Outro fruto deste constante descartar de sequências boas esquecidas em prol de ideias ruins é a forma como diversos personagens são construídos e excluídos aleatoriamente do longa, fazendo com que seu tempo de cena se resuma em suas interações com The Rock. Além disso, algumas destas construções conseguem ser interessantes, tornando ainda maior o desperdício de deixá-las pelo caminho enquanto o filme – e o gorila albino gigante – continuam a crescer segundo ato afora. Esta crescente irrefreável de proporção e ação empurra a obra para sua consequência lógica: Davis “The Rock” Okoye só consegue ser útil e sobreviver no longa sendo invulnerável e imortal. O personagem, que começa como somente um especialista em primatas, termina cometendo atos de heroísmo que deixariam os roteiristas de “Velozes e Furiosos” tímidos.

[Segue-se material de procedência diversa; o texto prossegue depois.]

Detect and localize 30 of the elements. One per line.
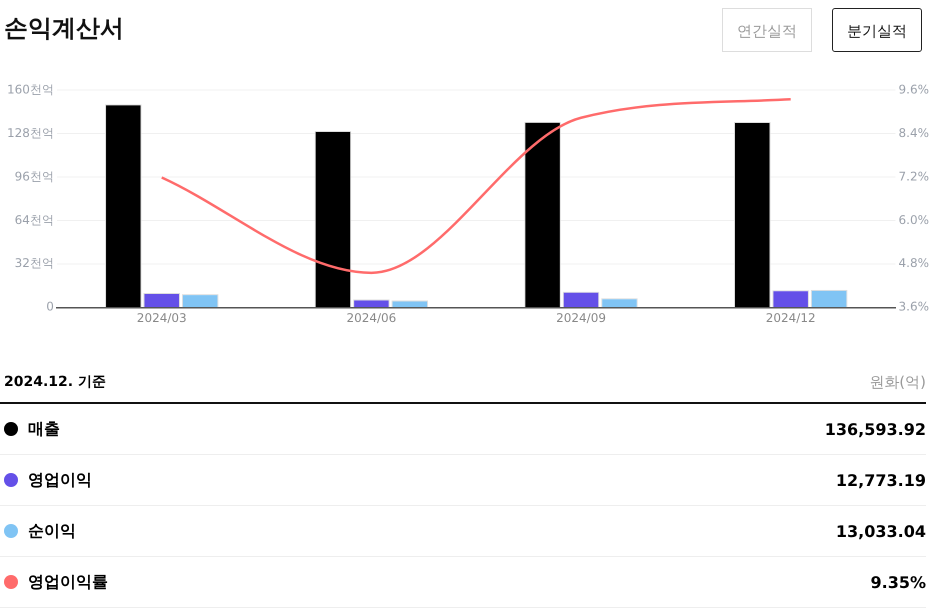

Visualmente, o diretor Brad Peyton (de “Terremoto: A Falha de San Andreas“) deixa toda sua criatividade para o terceiro ato, fazendo jus ao título do longa com toda a sua fúria. Embora o final seja de fato intenso, a falha de desenvolvimento nos personagens e algumas das soluções fracas que o filme adota próximo ao seu fim descartam qualquer risco real para os envolvidos na ação. Assim como os conflitos de seus protagonistas, o design dos monstros deste projeto de Peyton é fraco e genérico, com diversas oportunidades perdidas de se fazer algo realmente marcante ou graficamente interessante. Da mesma forma, o 3D só é utilizado a contento na primeira sequência do filme, com diversas cenas que pediam pelo seu uso sendo ignoradas.
Ainda assim, nem tudo se resume a erros. A dinâmica estabelecida entre o personagem de Johnson e o gorila George é bem desenvolvida, trazendo à lembrança filmes como “Planeta dos Macacos: A Origem” e o “King Kong” de Peter Jackson. O macaco gigante é bastante carismático, mas os louros mais uma vez vão para The Rock, que consegue ser divertido até contracenando com um fundo verde. Além disso, quando a obra de fato é “destruição total”, ela o é sem medo de mostrar sua dose de sangue ou ser brutal quando necessário, mesmo com sua censura, não indicada para menores de 13 anos. Burlou-se bem os censores para conseguir trazer o caos que o filme merecia, e a violência contextualizada é satisfatória dentro da trama.
Isto posto, é comum que filmes blockbuster se defendam de suas falhas pela sua própria categoria, ao afirmarem-se como entretenimento puro, que, por esta lógica, estariam isentos da necessidade de fazerem sentido. Embora haja ressalvas para este argumento, as falhas de “Rampage” o colocam em uma posição estranha de ser um longa onde criaturas gigantes de computação gráfica, teoricamente o eixo principal da obra, são feitas pequenas para que um ator possa brilhar acima delas. Se isto não configura um erro por si só, o roteiro retalhado e desconexo certamente o é, fazendo com que muitas vezes fosse melhor excluir as tentativas de história e ter simplesmente os monstros se digladiando com a ajuda e o carisma de Dwayne Johnson. Tendo todos os requisitos para se encaixar no subgênero de “filme de monstro”, o longa escolhe se enquadrar como um “filme do The Rock”, colocando-o acima das suas criaturas, de forma que os combates entre elas parecem somente interlúdios no constante fluxo do astro demonstrando ser incrível. Em outras palavras, embora um filme razoavelmente divertido, “Rampage” tem falhas de roteiros demais para um longa que deveria ser simples, e monstro de menos para um filme-de-monstro, mostrando-se muito mais interessado em focar no ator de 1,96 metros e 120 quilos de músculos e carisma – de forma que, talvez, a obra só tenha escolhido adorar um monstro gigante diferente.